The image of the river indicates a direction and carries in itself the idea of growth. Like the river that flows from the spring to the ocean, taking different forms according to the geography of the place, adapting to different obstacles in its path, our Society and the Charism that it carries has passed through diverse experiences since leaving its source which is the intuition of our Founder that is, at the same time, in constant relationship with its present environment. The Society continues its journey in the perspective of the purpose that the Lord inspired in our Founder.  Whoever says purpose says direction, aim, and pathway. Focusing on purpose takes us out of the world of limited meaning and into the world that gives us a sense of orientation. I use this idea of orientation to support the idea of purpose and aim. When we talk about the meaning of a word, it is determined within a linguistic game. A word has meaning when it tends towards other words to limit itself and distinguish itself from them. Orientation, however, leads to transcendence, to a horizon. Orientation means making a movement towards a goal, for a purpose. This movement is first and foremost spiritual. The world of meaning is the world of immanence that locks us into everyday life and crisis management. The risk we run as a Missionary Society is that of locking ourselves into a world of meaning that does not propel us towards a purpose, or a horizon, but makes us go around in circles focussing on our  problems and concerns about personnel, finances, integrity and forgetting what we were founded for: the Mission.
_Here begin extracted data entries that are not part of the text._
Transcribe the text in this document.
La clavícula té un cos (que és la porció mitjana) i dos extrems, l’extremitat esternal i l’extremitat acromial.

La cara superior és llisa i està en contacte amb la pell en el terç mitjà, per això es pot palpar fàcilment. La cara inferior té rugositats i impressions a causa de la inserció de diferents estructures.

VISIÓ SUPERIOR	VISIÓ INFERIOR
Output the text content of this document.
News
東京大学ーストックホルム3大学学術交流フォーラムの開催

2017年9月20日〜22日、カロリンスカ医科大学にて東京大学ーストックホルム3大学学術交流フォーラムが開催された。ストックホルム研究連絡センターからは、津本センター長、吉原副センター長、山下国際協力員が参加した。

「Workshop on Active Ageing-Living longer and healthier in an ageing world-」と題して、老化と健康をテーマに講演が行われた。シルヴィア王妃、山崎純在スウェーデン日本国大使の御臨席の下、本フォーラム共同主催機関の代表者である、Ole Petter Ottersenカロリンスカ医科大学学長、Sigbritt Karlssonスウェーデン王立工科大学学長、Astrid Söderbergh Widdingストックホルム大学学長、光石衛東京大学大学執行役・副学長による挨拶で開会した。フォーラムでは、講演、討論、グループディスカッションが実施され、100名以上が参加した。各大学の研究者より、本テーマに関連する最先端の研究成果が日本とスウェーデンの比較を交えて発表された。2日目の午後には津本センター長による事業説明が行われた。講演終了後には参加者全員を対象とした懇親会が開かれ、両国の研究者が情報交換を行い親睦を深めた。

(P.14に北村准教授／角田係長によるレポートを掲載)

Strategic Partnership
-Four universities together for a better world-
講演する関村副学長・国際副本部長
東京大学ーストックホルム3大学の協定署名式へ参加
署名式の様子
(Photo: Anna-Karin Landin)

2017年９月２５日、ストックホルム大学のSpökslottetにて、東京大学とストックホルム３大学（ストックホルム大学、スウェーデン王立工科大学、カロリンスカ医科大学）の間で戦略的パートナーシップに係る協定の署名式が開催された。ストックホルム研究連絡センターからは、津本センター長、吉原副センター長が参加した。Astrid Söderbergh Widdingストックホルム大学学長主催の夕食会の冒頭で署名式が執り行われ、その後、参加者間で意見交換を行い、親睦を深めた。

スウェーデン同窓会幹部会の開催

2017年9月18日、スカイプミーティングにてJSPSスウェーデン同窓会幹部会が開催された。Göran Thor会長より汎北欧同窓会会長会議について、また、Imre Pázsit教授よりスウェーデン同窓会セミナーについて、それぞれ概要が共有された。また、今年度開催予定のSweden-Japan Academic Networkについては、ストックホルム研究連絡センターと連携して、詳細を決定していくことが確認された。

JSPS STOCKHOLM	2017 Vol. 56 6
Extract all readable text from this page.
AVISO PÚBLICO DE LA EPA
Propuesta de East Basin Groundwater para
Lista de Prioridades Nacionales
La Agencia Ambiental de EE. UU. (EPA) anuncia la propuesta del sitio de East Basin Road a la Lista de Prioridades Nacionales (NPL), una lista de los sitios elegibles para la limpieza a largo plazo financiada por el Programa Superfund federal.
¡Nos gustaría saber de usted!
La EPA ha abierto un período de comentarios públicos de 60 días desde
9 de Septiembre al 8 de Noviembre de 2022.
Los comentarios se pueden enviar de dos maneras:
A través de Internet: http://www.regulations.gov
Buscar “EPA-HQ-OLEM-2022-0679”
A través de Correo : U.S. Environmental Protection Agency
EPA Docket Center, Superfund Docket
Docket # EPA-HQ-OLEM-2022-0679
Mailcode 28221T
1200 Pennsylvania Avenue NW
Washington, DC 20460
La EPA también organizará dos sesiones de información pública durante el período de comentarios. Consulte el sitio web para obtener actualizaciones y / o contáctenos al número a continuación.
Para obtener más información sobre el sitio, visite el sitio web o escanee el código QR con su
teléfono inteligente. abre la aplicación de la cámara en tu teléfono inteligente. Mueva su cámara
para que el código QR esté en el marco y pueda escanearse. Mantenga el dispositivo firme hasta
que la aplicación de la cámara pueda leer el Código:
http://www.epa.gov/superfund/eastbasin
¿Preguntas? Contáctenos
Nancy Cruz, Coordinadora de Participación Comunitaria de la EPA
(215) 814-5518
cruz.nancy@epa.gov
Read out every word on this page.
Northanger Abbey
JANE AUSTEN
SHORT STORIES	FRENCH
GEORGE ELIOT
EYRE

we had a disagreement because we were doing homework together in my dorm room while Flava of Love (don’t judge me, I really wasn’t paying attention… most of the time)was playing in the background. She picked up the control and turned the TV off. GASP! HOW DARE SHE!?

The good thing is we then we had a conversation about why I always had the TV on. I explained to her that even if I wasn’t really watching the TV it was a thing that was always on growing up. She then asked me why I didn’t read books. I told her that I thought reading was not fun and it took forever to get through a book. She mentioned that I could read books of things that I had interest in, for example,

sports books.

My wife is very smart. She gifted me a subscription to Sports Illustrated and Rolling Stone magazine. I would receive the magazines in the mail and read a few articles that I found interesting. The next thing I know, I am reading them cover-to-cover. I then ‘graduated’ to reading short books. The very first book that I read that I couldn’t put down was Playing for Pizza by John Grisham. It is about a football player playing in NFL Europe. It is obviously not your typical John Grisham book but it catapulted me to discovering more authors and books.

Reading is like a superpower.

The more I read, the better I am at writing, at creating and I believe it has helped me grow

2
Our deepest aspiration today as a Missionary Society expresses its hope in the theme of this preparatory jubilee year and is a creative interpretation of the deepest wish of our Founder. It orients us towards a purpose which is a source of energy for the Society and for each of its members.  The General Council, during the leadership course, has, in one exercise, represented the evolution of our Missionary Society through two images. The first is a boat sailing down a river, often deep, sometimes shallow, flowing towards the ocean. On the boat, the passengers change often as there are those who embark and those who disembark. On the 2nd February 1869 three men put on the white habit for the first time. They were Frs. Charmetant, Deguerry and Bouland and all were French. However, soon afterwards, others came to join them. A German, in the person of Bro. Hieronymous (Karl Baumeister) had already received the white habit from the hands of the Cardinal himself on the 16th May 1870. Then it was the turn of Belgium represented by Fr. Camille Van der Straeten in 1879 followed by a Dutchman in 1880. The first from the American continent was a Canadian who joined in 1886. Then, people came from Africa and from Asia (Indians and the Philippines). Today we are contemplating the possibility of promoting the mission and missionary vocations in Vietnam. And why not, if that is what Lord is expecting of us. At the pastoral level, there are new initiatives in PEP and AMS which correspond to our charism. Certainly the Society has changed its face but it still depends on its source.

The second image that the General Council chose is that of a map of Africa full of human faces expressing different sentiments and emotions. These brown and black faces are the ones who called the Cardinal to their service. It reminds us that Africa remains our starting point from which we radiate our charism. Didn’t Lavigerie himself say that Africa is the constant object of our thoughts, our commitment and our prayers? The map is coloured in the colours of the five continents, symbolising openness and responsiveness to the signs of the times. To look to the future with hope is to remain connected to the source in creative fidelity and to believe in Him who calls, sends and gives the means to accomplish the mission.